И так как к этому времени Евагрий доставил Иерониму письмо, в котором итальянские друзья извещали его об удалении Боноза, оставленного им в Италии, на какой-то пустынный остров Средиземного моря, то сирийский подвижник наш в том же письме к Руфину сообщает ему и эту приятную и общую для них новость, присовокупляя свой взгляд на прекрасную мысль Боноза. "Пусть греки и римляне перестанут хвалиться пред нами чудесными деяниями или, лучше сказать, химерическими подвигами своих героев. Вот молодой человек, воспитанный вместе с нами в изучении свободных наук и высоко стоящий над сверстниками своим происхождением и богатство, — он оставляет мать, сестер и брата, которые нежно любят его, и удаляется на пустынный остров, окруженный со всех сторон водами бурного моря, ужасающий огромною своею пустынностью, ничего не представляющий взору, кроме утесистых и обнаженных скал.... И однако же это печальное место — для него рай. Брось на минуту свой взор, любезный друг мой, и обрати туда все свои мысли: вот, вокруг этого острова непрестанно волнуется море, всегда бурное и ярящееся; вторгаясь во впадины скал и разбивая волны об утесы, оно производит шум, раздающийся по всему поморью. Бесплодная земля не рождает зелени; сухое поле без дерев не дает тени. Повсюду только увесистые скалы, образующие собою как бы место заключения, на которое нельзя смотреть без ужаса.
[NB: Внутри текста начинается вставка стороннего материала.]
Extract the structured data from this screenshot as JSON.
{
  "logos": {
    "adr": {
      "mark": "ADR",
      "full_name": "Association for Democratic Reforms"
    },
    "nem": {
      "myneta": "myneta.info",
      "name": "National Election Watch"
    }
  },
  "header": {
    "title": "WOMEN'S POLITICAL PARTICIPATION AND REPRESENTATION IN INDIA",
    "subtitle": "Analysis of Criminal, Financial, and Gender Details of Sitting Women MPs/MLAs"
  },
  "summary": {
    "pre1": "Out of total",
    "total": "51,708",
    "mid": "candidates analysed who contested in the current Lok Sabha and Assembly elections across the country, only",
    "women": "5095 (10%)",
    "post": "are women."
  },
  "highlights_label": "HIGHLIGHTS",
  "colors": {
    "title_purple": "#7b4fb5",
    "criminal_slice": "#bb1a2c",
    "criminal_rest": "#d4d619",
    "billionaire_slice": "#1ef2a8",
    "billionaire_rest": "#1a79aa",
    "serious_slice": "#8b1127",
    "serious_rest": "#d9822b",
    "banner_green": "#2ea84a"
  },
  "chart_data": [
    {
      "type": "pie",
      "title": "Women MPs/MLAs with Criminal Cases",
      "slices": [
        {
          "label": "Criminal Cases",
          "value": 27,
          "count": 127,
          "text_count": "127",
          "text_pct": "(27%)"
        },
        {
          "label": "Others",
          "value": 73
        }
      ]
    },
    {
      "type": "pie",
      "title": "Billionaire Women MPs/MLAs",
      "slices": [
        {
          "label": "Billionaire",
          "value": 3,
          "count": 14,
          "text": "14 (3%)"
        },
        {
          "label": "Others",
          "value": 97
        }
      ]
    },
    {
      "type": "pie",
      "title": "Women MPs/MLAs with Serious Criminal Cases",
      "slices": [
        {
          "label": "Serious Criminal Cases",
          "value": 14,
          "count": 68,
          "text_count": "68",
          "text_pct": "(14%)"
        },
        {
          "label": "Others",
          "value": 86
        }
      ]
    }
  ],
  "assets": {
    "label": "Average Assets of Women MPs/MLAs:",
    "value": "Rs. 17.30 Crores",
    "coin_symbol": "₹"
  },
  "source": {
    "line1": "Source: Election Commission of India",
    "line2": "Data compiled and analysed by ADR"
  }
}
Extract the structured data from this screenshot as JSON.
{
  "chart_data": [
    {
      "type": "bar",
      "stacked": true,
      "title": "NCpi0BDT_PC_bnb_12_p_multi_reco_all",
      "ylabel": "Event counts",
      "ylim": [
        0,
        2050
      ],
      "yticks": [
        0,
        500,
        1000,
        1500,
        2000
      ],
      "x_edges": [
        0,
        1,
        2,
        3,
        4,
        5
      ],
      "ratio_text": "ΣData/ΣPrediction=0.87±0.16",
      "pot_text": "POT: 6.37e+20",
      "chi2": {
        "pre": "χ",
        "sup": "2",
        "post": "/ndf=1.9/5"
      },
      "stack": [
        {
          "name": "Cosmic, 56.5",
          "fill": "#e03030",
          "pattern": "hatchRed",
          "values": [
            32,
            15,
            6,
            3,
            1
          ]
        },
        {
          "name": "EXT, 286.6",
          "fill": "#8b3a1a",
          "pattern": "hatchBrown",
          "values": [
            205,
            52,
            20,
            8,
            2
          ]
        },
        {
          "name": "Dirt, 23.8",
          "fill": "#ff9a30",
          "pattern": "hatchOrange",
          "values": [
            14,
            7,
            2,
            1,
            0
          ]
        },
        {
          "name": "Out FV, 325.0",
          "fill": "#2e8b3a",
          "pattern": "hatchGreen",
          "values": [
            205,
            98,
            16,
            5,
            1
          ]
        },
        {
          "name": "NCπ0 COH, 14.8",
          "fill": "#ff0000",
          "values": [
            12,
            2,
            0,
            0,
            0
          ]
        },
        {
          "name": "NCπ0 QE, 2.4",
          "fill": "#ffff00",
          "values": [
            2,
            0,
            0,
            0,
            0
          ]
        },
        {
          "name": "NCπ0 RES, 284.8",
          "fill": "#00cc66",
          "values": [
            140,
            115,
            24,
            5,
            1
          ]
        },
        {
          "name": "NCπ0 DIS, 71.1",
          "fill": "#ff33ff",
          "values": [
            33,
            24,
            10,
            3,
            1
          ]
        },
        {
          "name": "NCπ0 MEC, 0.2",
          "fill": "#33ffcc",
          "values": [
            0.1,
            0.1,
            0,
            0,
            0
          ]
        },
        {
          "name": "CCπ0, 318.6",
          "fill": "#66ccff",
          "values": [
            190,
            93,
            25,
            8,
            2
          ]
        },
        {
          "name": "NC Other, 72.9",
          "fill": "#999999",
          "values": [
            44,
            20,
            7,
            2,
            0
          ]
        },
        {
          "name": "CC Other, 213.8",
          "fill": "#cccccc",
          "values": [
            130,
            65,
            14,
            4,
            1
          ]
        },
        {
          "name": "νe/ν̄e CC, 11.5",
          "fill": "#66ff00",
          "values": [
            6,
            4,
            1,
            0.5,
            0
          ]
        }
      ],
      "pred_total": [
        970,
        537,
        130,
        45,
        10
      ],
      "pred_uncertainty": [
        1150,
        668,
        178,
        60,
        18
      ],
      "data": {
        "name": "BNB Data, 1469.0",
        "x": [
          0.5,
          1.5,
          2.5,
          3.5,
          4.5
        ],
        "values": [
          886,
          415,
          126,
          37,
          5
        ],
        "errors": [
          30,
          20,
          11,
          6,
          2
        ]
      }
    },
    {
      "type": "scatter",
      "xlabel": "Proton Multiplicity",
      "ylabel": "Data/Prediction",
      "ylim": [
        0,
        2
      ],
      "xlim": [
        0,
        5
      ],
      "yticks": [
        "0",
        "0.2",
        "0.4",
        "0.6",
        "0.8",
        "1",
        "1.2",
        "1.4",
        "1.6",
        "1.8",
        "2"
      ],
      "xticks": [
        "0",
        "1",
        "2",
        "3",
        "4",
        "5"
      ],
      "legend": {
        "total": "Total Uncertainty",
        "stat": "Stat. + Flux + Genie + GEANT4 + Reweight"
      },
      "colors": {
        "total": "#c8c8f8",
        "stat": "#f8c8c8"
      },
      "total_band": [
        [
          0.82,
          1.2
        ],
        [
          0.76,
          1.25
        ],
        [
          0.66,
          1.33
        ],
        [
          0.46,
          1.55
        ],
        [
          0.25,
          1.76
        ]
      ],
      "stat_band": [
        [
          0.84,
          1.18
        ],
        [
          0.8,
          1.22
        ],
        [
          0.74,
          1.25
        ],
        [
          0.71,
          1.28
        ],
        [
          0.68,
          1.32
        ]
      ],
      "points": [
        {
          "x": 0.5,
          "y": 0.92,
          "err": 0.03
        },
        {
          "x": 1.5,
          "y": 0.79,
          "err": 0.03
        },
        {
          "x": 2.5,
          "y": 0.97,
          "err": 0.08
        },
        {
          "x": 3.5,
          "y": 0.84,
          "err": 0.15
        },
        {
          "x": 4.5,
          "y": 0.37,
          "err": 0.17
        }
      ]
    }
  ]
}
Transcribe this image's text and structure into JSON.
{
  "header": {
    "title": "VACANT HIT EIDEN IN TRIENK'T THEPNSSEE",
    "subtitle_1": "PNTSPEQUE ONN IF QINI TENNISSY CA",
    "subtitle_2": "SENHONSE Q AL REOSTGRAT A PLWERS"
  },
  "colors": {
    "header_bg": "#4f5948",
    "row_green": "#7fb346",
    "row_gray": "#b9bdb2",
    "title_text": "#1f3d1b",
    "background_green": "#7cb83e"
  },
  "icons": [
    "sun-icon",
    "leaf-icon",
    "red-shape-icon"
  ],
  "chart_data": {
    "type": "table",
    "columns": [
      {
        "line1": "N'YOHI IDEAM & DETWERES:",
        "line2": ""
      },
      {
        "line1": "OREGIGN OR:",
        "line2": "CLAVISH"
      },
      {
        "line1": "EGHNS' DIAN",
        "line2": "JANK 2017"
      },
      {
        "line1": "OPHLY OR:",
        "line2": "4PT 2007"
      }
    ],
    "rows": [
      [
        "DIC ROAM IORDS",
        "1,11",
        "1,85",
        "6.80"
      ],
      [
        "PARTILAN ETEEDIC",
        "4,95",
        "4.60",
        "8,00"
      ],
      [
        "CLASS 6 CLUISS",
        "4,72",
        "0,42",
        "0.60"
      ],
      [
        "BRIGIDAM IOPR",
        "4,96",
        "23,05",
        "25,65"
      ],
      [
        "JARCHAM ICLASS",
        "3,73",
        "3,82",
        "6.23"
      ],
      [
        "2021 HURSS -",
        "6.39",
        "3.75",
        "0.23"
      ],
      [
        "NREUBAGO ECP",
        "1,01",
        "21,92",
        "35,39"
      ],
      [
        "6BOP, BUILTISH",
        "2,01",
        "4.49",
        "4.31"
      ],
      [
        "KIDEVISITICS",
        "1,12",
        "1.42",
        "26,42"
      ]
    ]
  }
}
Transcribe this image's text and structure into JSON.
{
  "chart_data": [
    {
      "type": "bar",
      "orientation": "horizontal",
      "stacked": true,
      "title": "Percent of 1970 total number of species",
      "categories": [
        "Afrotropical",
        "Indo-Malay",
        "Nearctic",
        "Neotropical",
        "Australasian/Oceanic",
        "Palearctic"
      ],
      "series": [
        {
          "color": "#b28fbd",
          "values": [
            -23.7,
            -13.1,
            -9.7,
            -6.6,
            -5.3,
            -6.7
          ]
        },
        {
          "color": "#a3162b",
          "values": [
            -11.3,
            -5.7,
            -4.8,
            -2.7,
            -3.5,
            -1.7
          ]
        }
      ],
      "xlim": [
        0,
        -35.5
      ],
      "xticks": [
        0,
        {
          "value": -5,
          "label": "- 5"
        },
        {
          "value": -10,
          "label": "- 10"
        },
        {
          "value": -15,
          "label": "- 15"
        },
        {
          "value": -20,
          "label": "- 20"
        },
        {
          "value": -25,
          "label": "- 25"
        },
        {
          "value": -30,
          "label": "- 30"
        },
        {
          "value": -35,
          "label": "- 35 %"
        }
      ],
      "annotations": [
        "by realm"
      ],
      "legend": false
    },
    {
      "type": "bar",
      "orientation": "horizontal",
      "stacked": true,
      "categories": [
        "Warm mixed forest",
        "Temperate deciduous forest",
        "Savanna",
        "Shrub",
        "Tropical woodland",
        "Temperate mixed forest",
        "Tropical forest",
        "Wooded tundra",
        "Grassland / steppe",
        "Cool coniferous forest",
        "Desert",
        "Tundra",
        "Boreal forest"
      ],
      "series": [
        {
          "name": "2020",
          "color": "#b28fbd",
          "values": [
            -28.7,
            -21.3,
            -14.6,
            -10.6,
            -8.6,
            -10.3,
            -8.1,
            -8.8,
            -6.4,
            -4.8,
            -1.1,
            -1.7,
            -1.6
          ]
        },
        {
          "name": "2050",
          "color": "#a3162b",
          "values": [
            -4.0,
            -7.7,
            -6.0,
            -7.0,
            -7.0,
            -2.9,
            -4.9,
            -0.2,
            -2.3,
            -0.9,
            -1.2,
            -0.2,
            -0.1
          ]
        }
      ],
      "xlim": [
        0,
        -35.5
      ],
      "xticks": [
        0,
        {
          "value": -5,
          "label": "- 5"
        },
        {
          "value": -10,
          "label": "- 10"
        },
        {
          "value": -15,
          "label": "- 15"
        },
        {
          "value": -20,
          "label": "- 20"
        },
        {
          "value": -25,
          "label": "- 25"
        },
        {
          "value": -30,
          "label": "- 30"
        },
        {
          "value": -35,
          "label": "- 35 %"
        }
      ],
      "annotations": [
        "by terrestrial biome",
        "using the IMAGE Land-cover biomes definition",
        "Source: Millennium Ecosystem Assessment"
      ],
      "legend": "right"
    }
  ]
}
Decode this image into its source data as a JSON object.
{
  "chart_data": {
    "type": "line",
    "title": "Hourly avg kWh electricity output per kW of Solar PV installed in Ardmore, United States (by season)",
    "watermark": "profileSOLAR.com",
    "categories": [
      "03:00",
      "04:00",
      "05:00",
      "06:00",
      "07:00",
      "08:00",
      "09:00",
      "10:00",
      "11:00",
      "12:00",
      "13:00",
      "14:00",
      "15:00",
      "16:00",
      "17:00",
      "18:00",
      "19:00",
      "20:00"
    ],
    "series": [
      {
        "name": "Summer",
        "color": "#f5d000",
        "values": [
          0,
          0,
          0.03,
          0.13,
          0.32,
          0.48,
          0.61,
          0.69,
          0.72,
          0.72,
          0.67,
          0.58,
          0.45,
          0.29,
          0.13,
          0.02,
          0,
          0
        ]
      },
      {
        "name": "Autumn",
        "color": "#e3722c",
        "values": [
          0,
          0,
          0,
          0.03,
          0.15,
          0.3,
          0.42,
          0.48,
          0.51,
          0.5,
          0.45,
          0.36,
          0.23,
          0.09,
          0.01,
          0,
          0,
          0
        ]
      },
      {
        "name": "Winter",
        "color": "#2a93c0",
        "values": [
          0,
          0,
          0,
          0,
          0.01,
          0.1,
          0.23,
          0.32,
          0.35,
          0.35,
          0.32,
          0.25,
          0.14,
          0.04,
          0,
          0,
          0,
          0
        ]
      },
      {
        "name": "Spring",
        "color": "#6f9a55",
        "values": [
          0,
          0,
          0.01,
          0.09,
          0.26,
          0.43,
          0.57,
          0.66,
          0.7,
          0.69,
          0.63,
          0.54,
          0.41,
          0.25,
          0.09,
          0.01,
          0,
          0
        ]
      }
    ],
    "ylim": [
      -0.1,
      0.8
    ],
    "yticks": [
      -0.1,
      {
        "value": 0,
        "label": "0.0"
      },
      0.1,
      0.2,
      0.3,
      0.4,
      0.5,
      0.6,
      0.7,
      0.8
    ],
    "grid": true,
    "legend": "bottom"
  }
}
А Боноз, спокойный, бестрепетный, облекшийся духовными оружиями, о которых говорит ап. Павел, то внемлет Богу в чтении Св. Писания, то сам глаголет к Нему в пламенных молитвах своих. Благодарю Тебя, божественный Исусе мой, за то, что Ты даровал мне такого человека, который может молиться за меня, когда ты приидешь судить мир"....

Отвечал ли Руфин на эти, полные любви, искренности и преданности, письма Иеронима, или нет, неизвестно. Вообще не видно, чтобы он со своей стороны поддерживал эту глубокую и горячую привязанность к нему его друга. Но сердце Иеронима, готовое расточать свою любовь и почтение всякому, кто только мог чем бы то ни было привлечь его, казалось, еще не подозревало в Руфине того равнодушия и нечувствительности, которыми впоследствии заплатил он за истинно дружеское расположение к нему Иеронима.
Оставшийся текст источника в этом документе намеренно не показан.